Le peuple américain a appris beaucoup de choses sur le style de vie des dirigeants de Wall Street, alors que la crise se déployait – les vols en hélicoptère vers les parcours de golf alors que des milliards de dollars étaient détruits ; les « parachutes dorés » multimillionnaires lorsque les pilotes s’éjectent de leurs sociétés condamnées.

Dick Fuld, le PDG de Lehman Brothers, convoqué devant le Congrès des Etats-Unis le mois dernier, était incapable de compter la quantité d’argent qu’il avait pris de la société durant son passage aux commandes. Il contestait les 500 millions de dollars annoncés, pensant que 350 millions de dollars étaient plus en phase avec la réalité. Avec l’inégalité salariale à son zénith depuis les années qui ont précédé la Grande Crise de 1929, il n’est peut-être pas surprenant que la population en général ait associé « Wall Street » et « avidité » dans le lexique.

Et comme tous les clubs d’élites, ils ont un sens facile de supériorité. Dans le passé, lorsque ces titans descendaient à Washington, c’était pour commandes sur les plats sur le menu privilégié du libre échange. En entrée, moins de régulation. En plat de résistance : moins d’impôts. Au dessert : aider à ouvrir de force les marchés étrangers. Ensuite, un deuxième service pour moins de régulation.

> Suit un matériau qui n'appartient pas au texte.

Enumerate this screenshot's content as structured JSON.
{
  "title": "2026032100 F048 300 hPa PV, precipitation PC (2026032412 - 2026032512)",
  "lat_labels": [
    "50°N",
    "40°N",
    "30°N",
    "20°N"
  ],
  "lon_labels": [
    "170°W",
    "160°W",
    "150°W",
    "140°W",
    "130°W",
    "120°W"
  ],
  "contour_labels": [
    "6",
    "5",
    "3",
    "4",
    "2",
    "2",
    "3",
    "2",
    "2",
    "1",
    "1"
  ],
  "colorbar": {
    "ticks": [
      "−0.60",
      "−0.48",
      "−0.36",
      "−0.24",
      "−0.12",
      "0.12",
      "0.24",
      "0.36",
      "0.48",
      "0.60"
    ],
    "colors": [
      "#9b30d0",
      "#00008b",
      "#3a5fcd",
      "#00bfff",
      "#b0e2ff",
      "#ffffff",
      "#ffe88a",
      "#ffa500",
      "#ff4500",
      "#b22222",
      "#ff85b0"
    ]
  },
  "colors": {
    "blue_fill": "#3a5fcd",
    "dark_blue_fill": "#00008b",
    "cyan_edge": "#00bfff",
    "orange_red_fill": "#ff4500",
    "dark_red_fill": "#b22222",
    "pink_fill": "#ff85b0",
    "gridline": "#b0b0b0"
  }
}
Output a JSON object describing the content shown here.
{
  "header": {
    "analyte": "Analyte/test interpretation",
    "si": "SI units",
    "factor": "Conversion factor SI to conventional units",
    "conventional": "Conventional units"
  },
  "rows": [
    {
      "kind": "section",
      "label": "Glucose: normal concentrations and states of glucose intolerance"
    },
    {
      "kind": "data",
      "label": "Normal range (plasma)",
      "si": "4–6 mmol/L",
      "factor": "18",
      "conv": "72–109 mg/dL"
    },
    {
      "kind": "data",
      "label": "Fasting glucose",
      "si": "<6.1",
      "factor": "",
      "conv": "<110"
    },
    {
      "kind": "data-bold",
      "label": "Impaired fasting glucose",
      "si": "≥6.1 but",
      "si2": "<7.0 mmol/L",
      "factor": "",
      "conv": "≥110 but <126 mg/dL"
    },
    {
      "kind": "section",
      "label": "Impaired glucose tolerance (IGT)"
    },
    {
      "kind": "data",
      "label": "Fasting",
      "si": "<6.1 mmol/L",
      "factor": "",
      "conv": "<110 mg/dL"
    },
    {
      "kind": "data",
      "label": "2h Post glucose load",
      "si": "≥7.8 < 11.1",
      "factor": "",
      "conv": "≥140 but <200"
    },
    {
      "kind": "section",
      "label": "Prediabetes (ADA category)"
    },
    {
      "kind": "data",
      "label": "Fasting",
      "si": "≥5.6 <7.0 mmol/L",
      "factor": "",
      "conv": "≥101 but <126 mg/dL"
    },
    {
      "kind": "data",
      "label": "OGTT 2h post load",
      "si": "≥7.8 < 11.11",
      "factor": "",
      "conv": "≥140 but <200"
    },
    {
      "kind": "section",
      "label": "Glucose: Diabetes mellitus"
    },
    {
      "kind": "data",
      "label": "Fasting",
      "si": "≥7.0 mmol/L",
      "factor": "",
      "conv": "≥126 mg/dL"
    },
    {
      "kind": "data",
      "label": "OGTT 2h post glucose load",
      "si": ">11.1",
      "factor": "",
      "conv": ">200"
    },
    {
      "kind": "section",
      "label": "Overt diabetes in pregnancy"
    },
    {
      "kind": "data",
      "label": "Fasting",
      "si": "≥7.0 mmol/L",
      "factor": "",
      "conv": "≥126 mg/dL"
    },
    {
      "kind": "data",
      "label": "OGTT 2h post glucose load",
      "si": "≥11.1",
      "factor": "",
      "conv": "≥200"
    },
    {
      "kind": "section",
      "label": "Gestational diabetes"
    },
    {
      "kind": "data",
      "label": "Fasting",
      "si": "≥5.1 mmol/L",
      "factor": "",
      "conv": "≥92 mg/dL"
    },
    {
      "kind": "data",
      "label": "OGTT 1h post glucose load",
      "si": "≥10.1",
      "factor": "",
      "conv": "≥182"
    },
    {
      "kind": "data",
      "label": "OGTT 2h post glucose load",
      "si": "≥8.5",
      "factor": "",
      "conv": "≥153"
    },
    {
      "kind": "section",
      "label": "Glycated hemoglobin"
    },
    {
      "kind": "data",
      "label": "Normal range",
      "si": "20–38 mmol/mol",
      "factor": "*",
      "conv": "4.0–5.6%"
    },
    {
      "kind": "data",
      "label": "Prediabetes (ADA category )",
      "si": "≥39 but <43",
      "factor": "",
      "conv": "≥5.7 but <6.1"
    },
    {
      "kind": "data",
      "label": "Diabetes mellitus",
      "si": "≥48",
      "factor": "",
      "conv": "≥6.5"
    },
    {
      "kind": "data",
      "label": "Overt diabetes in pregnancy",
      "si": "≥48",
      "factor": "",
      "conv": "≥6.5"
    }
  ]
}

Il est remarquable de voir à quelle vitesse leur structure idéologique s’est effondrée. A chaque étape, il y avait une réticence à utiliser le gouvernement comme solution à la crise bancaire, jusqu’à ce que les événements dictent qu’il fallait le faire. Il y a juste trois semaines, M. Paulson rejetait la notion selon laquelle le gouvernement devrait prendre le contrôle des banques. Son plan d’utiliser 700 milliards de dollars de l’argent du contribuable pour racheter les actifs hypothécaires toxiques était minutieux, précisément parce qu’il a quasiment essayé d’orchestré une solution proposée par le marché. Seulement, le tourbillon de nationalisations initié par Gordon Brown a obligé à prendre un virage à 180 degrés qui a finalement humilié Wall Street.

L’un des présidents le plus souvent cité de la Réserve Fédérale est William McChesney Martin, qui a occupé ce poste durant des années 50 et 60. Il a dit que son travail consistait « à retirer le saladier de punch juste au moment où la fête commençait ». Avec des gouvernements sur le pont qui pratiquaient le laissez-faire et un successeur de McChesney Martin, Alan Greenspan, au bar servant des réductions de taux d’intérêt dans des verres à liqueur, personne n’a plus retiré le saladier de punch.

George Bush a décrit la scène de cette année, en disant : « Wall Street a pris une cuite et elle a maintenant la gueule de bois », mais nous n’en sommes même pas encore au stade de la gueule de bois. Nous en sommes seulement à tituber dans la rue et à rentrer ivres-morts en taxi. Il ne faut pas s’attendre à ce que ces anciens maîtres de l’univers se réveillent avec leur dignité intacte.

Article original : « Masters of the universe but not of their own destiny » , The Independant, 15 octobre 2008.